With rail already linking Rason and Mongolia, the deal also hints at future access to North Korean ports, which would offer Mongolia's growing minerals output reach to new international markets. Currently China consumes more than 90% of the country's mineral exports, but with the giant's growth slowing, access to Japan, South Korea and India would hedge Mongolia's risks.
Such a move was advised in a report published by Japan's Economic Research Institute for Northeast Asia (ERINA) last January. "Mongolia's securing of sea access to the Pacific via DPRK ports is highly strategic and could reduce its dependence on Chinese and Russian transit ports," it forecast.
Fool's errand or final frontier?
North Korea is absent from the lists of most investors due to perceptions of a regime gone rogue, the veil of mystery surrounding the governing structure, and its concerning nuclear agenda. The Eurasia Group counted North Korea as one of its top risks for 2013 for these reasons, but HBOil and Ninox say they have seen enough change to validate the move. "There's lots of foreign investment in the DPRK," says Naemi, adding industries such as tourism and telecoms to mining, where foreign investors had already made their mark.
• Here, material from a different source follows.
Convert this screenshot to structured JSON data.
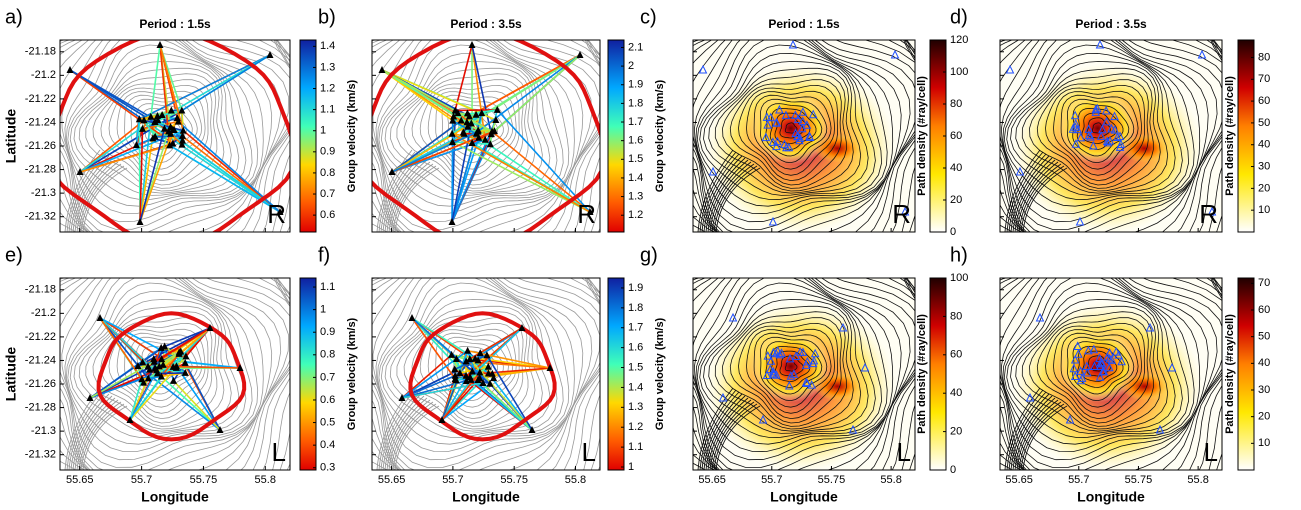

Despite high possibilities for disruptions stemming from broken agreements and political instability, with the potential that expanded international sanctions could make it impossible to operate, neither Khudree nor Naemi appear fazed. Naemi says the companies were already in compliance with present sanctions, which he said were mostly targeted at activities related to the military and nuclear capability of North Korea.
"DPRK is neither unstable nor isolated; instead it is engaged in a complex geopolitical tension, which has become more complicated over time," Khudree insists. "HBOil takes comfort in the excellent and longstanding relationship between Mongolia and DPRK, and is confident that its planned investments are less risky than [some] that are currently being made by multinationals in certain other parts of the world."